Безиндикаторные способы определения конца титрования в методе седиментации являются специфическими, так как они основаны не на изменении окраски раствора, а обусловлены изменением его прозрачности в момент выделения осадка. Существует два подхода: метод титрования до точки просветления и метод равного помутнения. Ранее оценка прозрачности раствора вблизи Т.Э. осуществлялась только визуально, теперь с помощью инструментальных методов, что позволяет несколько повысить точность определения.
а) Метод титрования до точки просветления .

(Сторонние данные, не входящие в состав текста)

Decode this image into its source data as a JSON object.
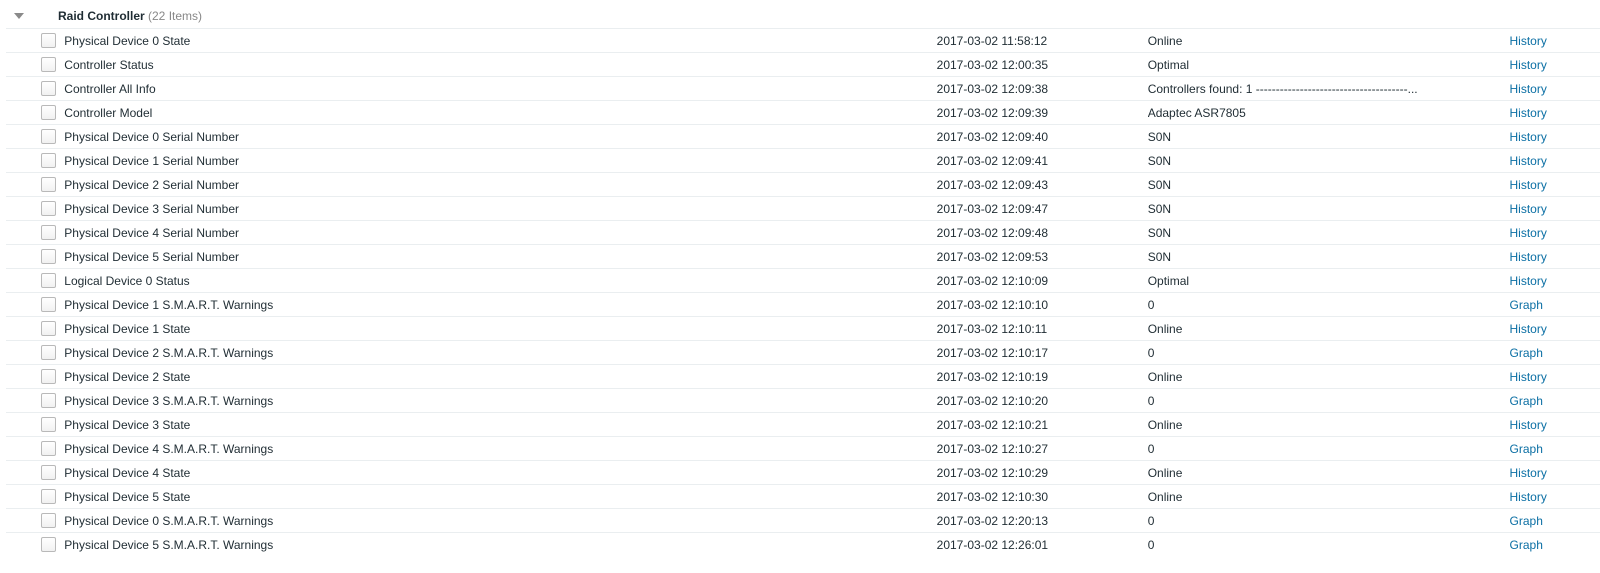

Определение конца реакции титрованием до точки просветления выполняют анализ веществ, малорастворимые соединения которых находятся в коллоидном состоянии. Эта ситуация характерна для анализа содержания ионов J раствором нитрата серебра. Образующиеся в результате реакции частицы осадка AgJ адсорбируют на поверхности неоттитрованные ионы J, получая при этом отрицательный заряд, препятствующий объединению частиц в более крупные агрегаты. Вследствие этого сначала образуется не осадок, а коллоидный раствор. В ходе титрования концентрация адсорбированных иодид-ионов на поверхности AgJ постепенно уменьшается, а следовательно и заряд поверхности частиц осадка. Как только заряд становится достаточно мал, начинается процесс коагуляции частиц и осаждения их виде творожистых хлопьев, а раствор практически мгновенно осветляется, становясь прозрачным.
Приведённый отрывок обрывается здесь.